Author:
Priyanka Swami1*, Jaswant Singh2, Mahender Miland Lakeshar3, Radha Rani Swami4, M.K. Verma5, Nidhi Verma6 and Sunil Kumar Meena7
Journal Name: Biological Forum – An International Journal, 16(1): 41-43, 2024
Address:
1M.V.Sc, Department of Animal Genetics and Breeding, College of Veterinary Science & Animal Husbandry, A.N.D.U.A.T., Kumarganj, Ayodhya (Uttar Pradesh), India.
2Professor, Department of Animal Genetics and Breeding, College of Veterinary Science & Animal Husbandry, A.N.D.U.A.T., Kumarganj, Ayodhya (Uttar Pradesh), India.
3Assistant Professor, Department of Veterinary Microbiology, Sri Ganganagar Veterinary College, Tantia University Sri Ganganagar (Rajasthan), India.
4Ph.D. Scholar, Department of Animal Genetics and Breeding, College of Veterinary Science & Animal Husbandry, Bikaner, RAJUVAS (Rajasthan), India.
5Assistant Professor, Department of Animal Genetics and Breeding, College of Veterinary Science & Animal Husbandry, A.N.D.U.A.T., Kumarganj, Ayodhya (Uttar Pradesh), India.
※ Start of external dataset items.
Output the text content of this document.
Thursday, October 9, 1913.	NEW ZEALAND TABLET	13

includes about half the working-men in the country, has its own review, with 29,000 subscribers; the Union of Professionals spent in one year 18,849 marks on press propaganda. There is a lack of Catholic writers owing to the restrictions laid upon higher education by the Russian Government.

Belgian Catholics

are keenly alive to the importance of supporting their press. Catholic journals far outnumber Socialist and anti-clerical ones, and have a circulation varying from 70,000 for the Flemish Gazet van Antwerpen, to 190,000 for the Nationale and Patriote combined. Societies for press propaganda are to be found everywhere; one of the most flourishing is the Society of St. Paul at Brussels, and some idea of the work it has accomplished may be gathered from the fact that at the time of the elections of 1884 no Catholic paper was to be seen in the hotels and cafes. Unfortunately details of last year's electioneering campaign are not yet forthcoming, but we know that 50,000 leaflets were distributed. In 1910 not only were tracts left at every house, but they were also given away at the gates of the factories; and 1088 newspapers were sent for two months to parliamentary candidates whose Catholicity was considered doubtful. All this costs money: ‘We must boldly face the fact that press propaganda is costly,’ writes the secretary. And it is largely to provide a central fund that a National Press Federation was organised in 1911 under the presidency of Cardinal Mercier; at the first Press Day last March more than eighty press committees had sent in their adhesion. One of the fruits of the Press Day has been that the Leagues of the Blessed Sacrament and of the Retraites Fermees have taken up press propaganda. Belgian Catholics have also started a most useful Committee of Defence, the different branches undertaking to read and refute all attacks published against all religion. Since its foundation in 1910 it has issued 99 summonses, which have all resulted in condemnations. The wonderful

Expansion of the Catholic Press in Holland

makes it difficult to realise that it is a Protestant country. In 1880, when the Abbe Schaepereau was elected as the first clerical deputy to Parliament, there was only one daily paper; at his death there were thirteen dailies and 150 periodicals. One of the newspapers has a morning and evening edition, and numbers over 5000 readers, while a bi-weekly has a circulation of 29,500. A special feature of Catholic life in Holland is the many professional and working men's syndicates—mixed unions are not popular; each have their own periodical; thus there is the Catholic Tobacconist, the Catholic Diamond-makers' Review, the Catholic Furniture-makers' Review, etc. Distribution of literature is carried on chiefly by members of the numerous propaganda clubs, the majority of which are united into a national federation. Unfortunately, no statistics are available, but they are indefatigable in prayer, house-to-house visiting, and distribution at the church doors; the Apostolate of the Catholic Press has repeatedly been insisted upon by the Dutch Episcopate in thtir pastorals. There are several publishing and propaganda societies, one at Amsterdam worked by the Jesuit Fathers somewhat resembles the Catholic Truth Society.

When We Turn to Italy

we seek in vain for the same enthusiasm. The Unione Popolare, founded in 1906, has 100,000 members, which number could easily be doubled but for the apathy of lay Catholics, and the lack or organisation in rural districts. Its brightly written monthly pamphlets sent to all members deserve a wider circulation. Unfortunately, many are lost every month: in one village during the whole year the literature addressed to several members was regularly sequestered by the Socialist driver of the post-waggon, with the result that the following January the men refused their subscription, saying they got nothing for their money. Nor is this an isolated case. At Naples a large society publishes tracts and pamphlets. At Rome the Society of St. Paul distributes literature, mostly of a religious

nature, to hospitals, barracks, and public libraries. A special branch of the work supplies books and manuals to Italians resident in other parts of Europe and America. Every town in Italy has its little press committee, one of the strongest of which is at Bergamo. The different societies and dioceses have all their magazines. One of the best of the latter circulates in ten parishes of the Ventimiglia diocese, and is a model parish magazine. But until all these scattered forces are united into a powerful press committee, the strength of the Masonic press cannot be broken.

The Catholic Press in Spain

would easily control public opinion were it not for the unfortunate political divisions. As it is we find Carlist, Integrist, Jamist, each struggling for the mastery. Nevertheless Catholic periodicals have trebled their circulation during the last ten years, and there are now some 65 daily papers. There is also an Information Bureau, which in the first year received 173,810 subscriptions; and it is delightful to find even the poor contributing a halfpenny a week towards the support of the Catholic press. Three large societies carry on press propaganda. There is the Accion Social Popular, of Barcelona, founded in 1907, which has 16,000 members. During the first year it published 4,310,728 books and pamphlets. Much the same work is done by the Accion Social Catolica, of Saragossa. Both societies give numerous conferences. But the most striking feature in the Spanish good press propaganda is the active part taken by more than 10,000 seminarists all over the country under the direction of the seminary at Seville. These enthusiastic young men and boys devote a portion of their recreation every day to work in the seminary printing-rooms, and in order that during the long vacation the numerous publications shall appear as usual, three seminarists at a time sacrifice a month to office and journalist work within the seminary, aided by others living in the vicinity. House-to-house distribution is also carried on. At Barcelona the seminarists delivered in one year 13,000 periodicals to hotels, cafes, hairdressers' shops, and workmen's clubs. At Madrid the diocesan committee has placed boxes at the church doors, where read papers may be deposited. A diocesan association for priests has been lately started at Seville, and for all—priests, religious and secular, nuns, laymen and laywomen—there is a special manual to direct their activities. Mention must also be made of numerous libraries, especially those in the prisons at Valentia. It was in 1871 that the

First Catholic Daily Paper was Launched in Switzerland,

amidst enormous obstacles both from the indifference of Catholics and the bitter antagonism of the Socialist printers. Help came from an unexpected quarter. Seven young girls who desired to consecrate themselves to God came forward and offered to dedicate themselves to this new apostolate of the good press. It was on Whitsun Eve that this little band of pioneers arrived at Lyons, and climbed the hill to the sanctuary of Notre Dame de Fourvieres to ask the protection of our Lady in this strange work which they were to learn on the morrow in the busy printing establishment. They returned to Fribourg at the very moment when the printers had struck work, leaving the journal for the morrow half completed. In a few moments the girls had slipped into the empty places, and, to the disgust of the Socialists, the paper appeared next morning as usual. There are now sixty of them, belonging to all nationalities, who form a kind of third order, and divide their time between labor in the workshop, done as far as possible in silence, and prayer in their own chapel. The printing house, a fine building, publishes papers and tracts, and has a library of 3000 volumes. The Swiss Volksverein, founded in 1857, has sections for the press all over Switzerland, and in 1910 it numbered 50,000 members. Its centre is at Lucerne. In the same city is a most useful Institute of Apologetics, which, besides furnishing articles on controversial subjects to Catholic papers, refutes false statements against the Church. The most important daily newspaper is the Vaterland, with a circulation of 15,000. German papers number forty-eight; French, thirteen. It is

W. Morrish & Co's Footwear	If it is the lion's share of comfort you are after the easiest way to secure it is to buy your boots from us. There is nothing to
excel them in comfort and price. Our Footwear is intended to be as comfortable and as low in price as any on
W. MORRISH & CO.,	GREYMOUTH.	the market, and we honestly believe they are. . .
6Ph.D. Scholar, Department of Animal Nutrition, College of Veterinary Science & Animal Husbandry, A.N.D.U.A.T., Kumarganj, Ayodhya (Uttar Pradesh), India.
7Ph.D. Scholar, Department of Animal Genetics and Breeding, College of Veterinary Science & Animal Husbandry, R.A.J.U.V.A., Udaipur (Rajasthan), India.
(Corresponding author: Priyanka Swami*)
DOI: -
SNP, FST, Marker, PCA, Population, Ancestry.
Population genetics, a field that unravels the complexities of genetic diversity within and among populations, relies on sophisticated methodologies to estimate ancestry and decipher genetic structures. Discriminatory Analysis of Principal Components (DAPC) has emerged as a powerful analytical tool, offering insights into the intricate genetic makeup of diverse populations (Haidar et al., 2020).
The use of DAPC in population genetics has proven instrumental in unraveling the evolutionary history and genetic intricacies of different populations. By capturing the principal components of genetic variation and employing discriminant functions, DAPC provides a nuanced understanding of population structure and ancestry (Jombart & Collins 2015).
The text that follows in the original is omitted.